How to Forgive Yourself and Move on

Forgiving ourselves is one of the best gifts we can give ourselves throughout life. It will provide us with peace and will contribute greatly to our emotional balance. In this article we show you how to do it. 

Forgiving yourself is not a simple task: it requires humility, patience, deep compassion, and unconditional love for our being. However, it is essential that we learn to put it into practice if we really want to be at peace with ourselves and with others.

Most of us have made mistakes throughout our lives , because that is part of the life experience. We wish we had acted differently and we thought that if we had a new opportunity, we would do otherwise.

Not knowing how to set limits at work or in a relationship, being excessively submissive or aggressive, acting selfishly or doing something that hurts other people, are examples of situations that can lead us to feel great discomfort in the form of guilt or resentment towards ourselves. 

Is it inappropriate to feel guilt?

Guilt is a basic mechanism of action in our learning. It guides our conscience and imposes limits on us that show us whether our motivations and behaviors are adequate or not. We developed that feeling of healthy guilt around three years of age.

In case of not developing it and not having internalized an ethical and moral code, we can have many difficulties when relating to others. In fact, the absence of guilt is one of the main characteristics of psychopaths .

Thus, feeling guilt when we have acted wrongly is a good indicator. It means that we are aware that we have done something wrong. And that emotion is what can lead us to amend the situation, either by apologizing or by taking another action that resolves the discomfort.

The problem lies when we feel guilty about actions or decisions made in the past , and we let something that has already happened torment us over and over again, entering a vicious circle. That loop does not allow us to fully live in the present and ties us to an unresolved past.

What does it mean to forgive yourself?

Forgiving oneself does not mean justifying inappropriate behavior or stopping feeling remorse . It means that we have to recognize the negative emotions that this generates for us and, even so, decide that they lose strength in our present.

Forgiving is a progressive process, it does not happen all at once , especially if the act to forgive ourselves is complex. There will be people who take years to fully heal their wounds, while others will find it easier.

To forgive ourselves, it is necessary to change our perception of the lived situation.  Therefore, we must give ourselves permission to move forward and overcome what happened, living in the present in peace and opening ourselves to a future without pain.

Forgiving yourself also means overcoming resistance to change , as it is often easier for us to feel guilty than to dare to leave self-criticism and pain behind.

Steps to forgive Yourself

Forgiving ourselves is a process made up of the following stages:

  • Recognize the truth : in order to forgive ourselves, it is necessary to be honest with ourselves. If we have done something wrong, it is better not to deceive ourselves.
  • Take responsibility for what happened : all acts have consequences, so it is much better to be brave and face what it entails.
  • Getting in touch with the deepest feelings that motivated that behavior : knowing what led us to act that way is a good step to avoid repeating the same mistake in the future.
  • Open ourselves to feel without judging ourselves : the acceptance of our imperfection will play a key role at this point. Accepting what happened is the basis for healing.
  • Healing emotional wounds : for this it will be necessary to allow self-criticism to open the way to compassion towards ourselves.
  • To love ourselves unconditionally : it means accepting ourselves in our totality, with our gifts and virtues, but also with our defects and errors. In this last phase, loving and forgiving are basically the same.

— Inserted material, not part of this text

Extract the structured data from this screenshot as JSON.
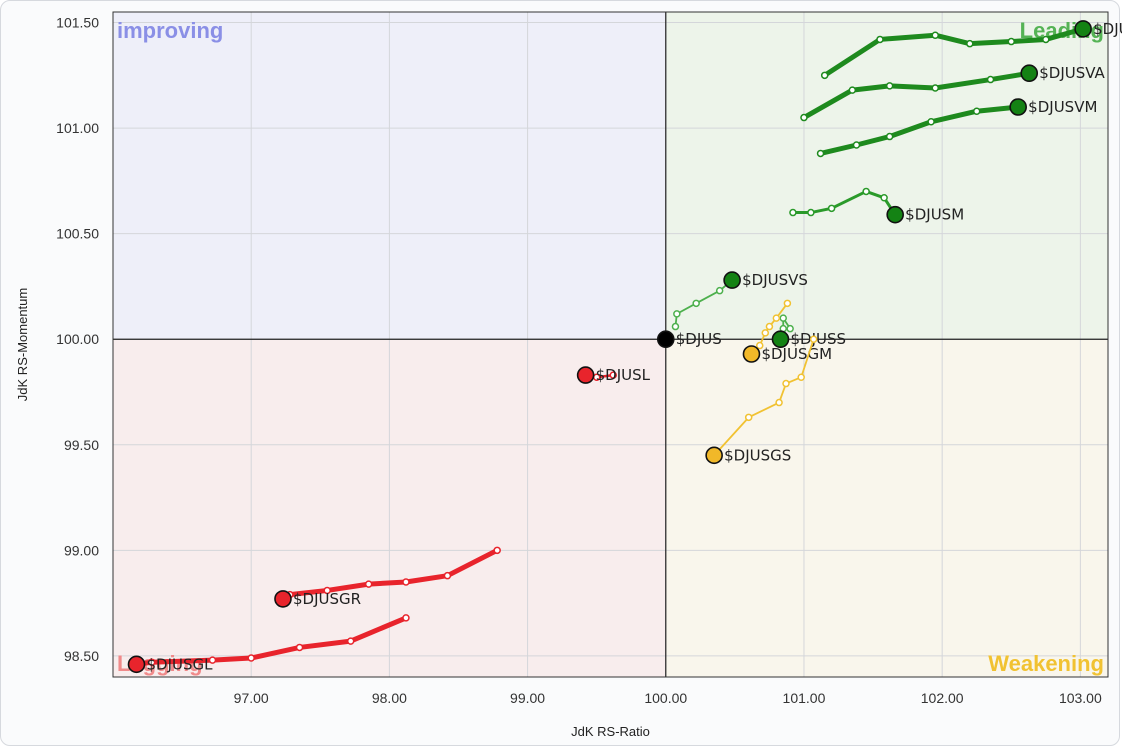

Ways for forgiving yourself

For practical purposes, there are actions that can help us forgive ourselves more quickly. Let’s see some examples:

  • Apologize. Apologizing is a great step forward if you have hurt someone, whether consciously or unconsciously. Of course, they must be deep and heartfelt apologies . They must also be without expectations, since asking for forgiveness does not mean that the other person forgives us immediately. What it does facilitate is our healing process and maybe the other person’s as well.
  • Share the experience . Explaining our mistakes to someone can help us in the process of releasing guilt. We can, for example, tell a friend who transmits emotional security and accepts us. Another possible solution will be to go to therapy with a specialist to help us manage our emotions.
  • To write. Another very valid option is to explain in a letter everything we would like to say to the other person. This will allow us to order our thoughts and emotions and relieve much of the pain. Depending on the situation, we will decide whether to deliver our writing to the other person or if it is simply part of our healing.
  • Heal our inner child. Meditation is a very powerful tool that can facilitate forgiveness. Entering a state of relaxation and communicating with our wounded inner child , giving him all the security and unconditional love he needs, will help reconcile us to our past.

Final thoughts

As with other types of forgiveness, forgiving yourself is a process. It is a path that we travel in which we leave pain behind to open ourselves to living a present and a future without suffering.

We must learn to accept that in each of the stages of life we ​​proceed according to our degree of consciousness . If in the past we did not act properly, it was possibly because we did not know how to do better.

And it is precisely in the healing process when we realize that we are no longer in the phase where we erred , and that thanks to that mistake we have been able to evolve. This should allow us to move more lightly and compassionately until we are at peace with ourselves.